In which case, isn't $|z|$ always positive? Considering $|z|=\sqrt{a^2+b^2}$, where $z=a+bi$.
On
Am I right in saying that the absolute value symbols act like a function such that if $x$, for example, is $x<0$ then $x=-x$
Yes, if you would add bars: $\lvert x \rvert = -x$ for $x < 0$.
The definition is $$ \lvert x \rvert = \left\{ \begin{array}{cccl} x & \mbox{ for } & x > 0 & \Rightarrow \mbox{positive sign} \\ 0 & \mbox{ for } & x = 0 & \Rightarrow \mbox{no sign} \\ -x & \mbox{ for } & x < 0 & \Rightarrow \mbox{positive sign} \\ \end{array} \right. $$ Therefore $\lvert x \rvert$ is always positive or zero, thus non-negative.

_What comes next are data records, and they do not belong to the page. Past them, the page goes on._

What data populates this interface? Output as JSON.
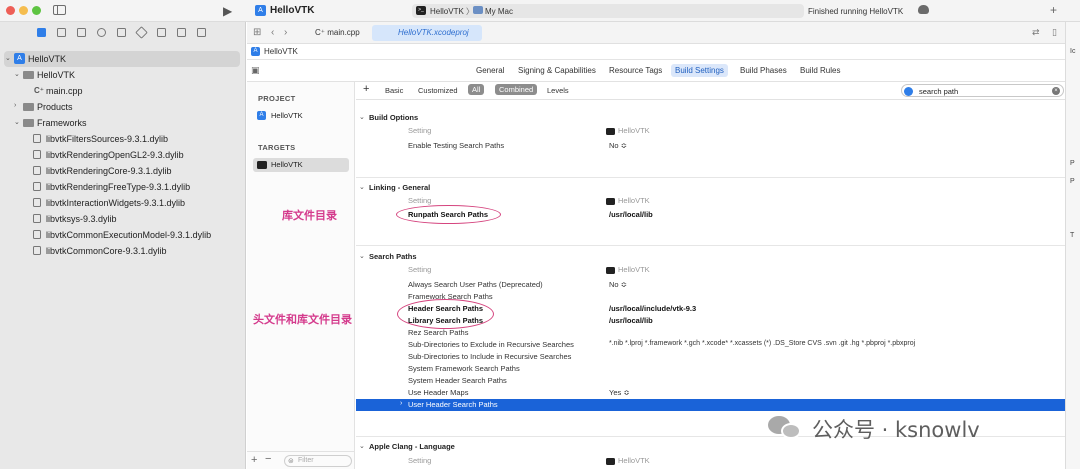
{
  "window": {
    "app_title": "HelloVTK",
    "scheme": "HelloVTK",
    "scheme_separator": "〉",
    "destination": "My Mac",
    "status": "Finished running HelloVTK"
  },
  "navigator": {
    "items": [
      {
        "label": "HelloVTK",
        "kind": "project",
        "disclosure": "⌄"
      },
      {
        "label": "HelloVTK",
        "kind": "folder",
        "disclosure": "⌄"
      },
      {
        "label": "main.cpp",
        "kind": "cpp"
      },
      {
        "label": "Products",
        "kind": "folder",
        "disclosure": "›"
      },
      {
        "label": "Frameworks",
        "kind": "folder",
        "disclosure": "⌄"
      },
      {
        "label": "libvtkFiltersSources-9.3.1.dylib",
        "kind": "lib"
      },
      {
        "label": "libvtkRenderingOpenGL2-9.3.dylib",
        "kind": "lib"
      },
      {
        "label": "libvtkRenderingCore-9.3.1.dylib",
        "kind": "lib"
      },
      {
        "label": "libvtkRenderingFreeType-9.3.1.dylib",
        "kind": "lib"
      },
      {
        "label": "libvtkInteractionWidgets-9.3.1.dylib",
        "kind": "lib"
      },
      {
        "label": "libvtksys-9.3.dylib",
        "kind": "lib"
      },
      {
        "label": "libvtkCommonExecutionModel-9.3.1.dylib",
        "kind": "lib"
      },
      {
        "label": "libvtkCommonCore-9.3.1.dylib",
        "kind": "lib"
      }
    ]
  },
  "editor": {
    "tab_main": "C⁺ main.cpp",
    "tab_project": "HelloVTK.xcodeproj",
    "breadcrumb": "HelloVTK"
  },
  "settings_tabs": [
    "General",
    "Signing & Capabilities",
    "Resource Tags",
    "Build Settings",
    "Build Phases",
    "Build Rules"
  ],
  "project_pane": {
    "project_heading": "PROJECT",
    "project_item": "HelloVTK",
    "targets_heading": "TARGETS",
    "target_item": "HelloVTK",
    "filter_placeholder": "Filter"
  },
  "filterbar": {
    "add": "+",
    "basic": "Basic",
    "customized": "Customized",
    "all": "All",
    "combined": "Combined",
    "levels": "Levels",
    "search_value": "search path"
  },
  "sections": {
    "build_options": {
      "title": "Build Options",
      "col_setting": "Setting",
      "col_target": "HelloVTK",
      "rows": [
        {
          "name": "Enable Testing Search Paths",
          "value": "No ≎"
        }
      ]
    },
    "linking": {
      "title": "Linking - General",
      "col_setting": "Setting",
      "col_target": "HelloVTK",
      "rows": [
        {
          "name": "Runpath Search Paths",
          "value": "/usr/local/lib"
        }
      ]
    },
    "search_paths": {
      "title": "Search Paths",
      "col_setting": "Setting",
      "col_target": "HelloVTK",
      "rows": [
        {
          "name": "Always Search User Paths (Deprecated)",
          "value": "No ≎"
        },
        {
          "name": "Framework Search Paths",
          "value": ""
        },
        {
          "name": "Header Search Paths",
          "value": "/usr/local/include/vtk-9.3"
        },
        {
          "name": "Library Search Paths",
          "value": "/usr/local/lib"
        },
        {
          "name": "Rez Search Paths",
          "value": ""
        },
        {
          "name": "Sub-Directories to Exclude in Recursive Searches",
          "value": "*.nib *.lproj *.framework *.gch *.xcode* *.xcassets (*) .DS_Store CVS .svn .git .hg *.pbproj *.pbxproj"
        },
        {
          "name": "Sub-Directories to Include in Recursive Searches",
          "value": ""
        },
        {
          "name": "System Framework Search Paths",
          "value": ""
        },
        {
          "name": "System Header Search Paths",
          "value": ""
        },
        {
          "name": "Use Header Maps",
          "value": "Yes ≎"
        },
        {
          "name": "User Header Search Paths",
          "value": ""
        }
      ]
    },
    "apple_clang": {
      "title": "Apple Clang - Language",
      "col_setting": "Setting",
      "col_target": "HelloVTK"
    }
  },
  "annotations": {
    "library_dir": "库文件目录",
    "header_and_library_dir": "头文件和库文件目录"
  },
  "inspector_letters": [
    "Ic",
    "P",
    "P",
    "T"
  ],
  "watermark": "公众号 · ksnowlv",
  "colors": {
    "accent": "#2f7ee8",
    "selection": "#1a63d8",
    "annotation": "#d43a8c"
  }
}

In other words $x$ will be positive regardless of what value you give to $x$, right?
No, $\lvert 0 \rvert = 0$, which is not positive and not negative.
In which case, isn't $|z|$ always positive? Considering $|z|=\sqrt{a^2+b^2}$, where $z=a+bi$.
No, if $r = 0$, thus $z=0$, then $\lVert z \rVert = 0$, which is not positive.
Now we are talking about the complex absolute value, which can be viewed as 2-norm on $\mathbb{R}^2$: $$ \lVert z \rVert^2 = z \bar{z} = (\mbox{Re } z)^2+ (\mbox{Im } z)^2 $$ Among the properties it shares with the real version are: $$ \lVert z \rVert \ge 0 \\ \lVert z \rVert = 0 \iff z = 0 $$
Yes, the absolute value of a number is always non-negative (Zero if the input is zero, positive otherwise).
This is the point of the absolute value function; it is in some sense a measure of the size of the number. To be more precise, the absolute value of a number is the distance from the number to the origin.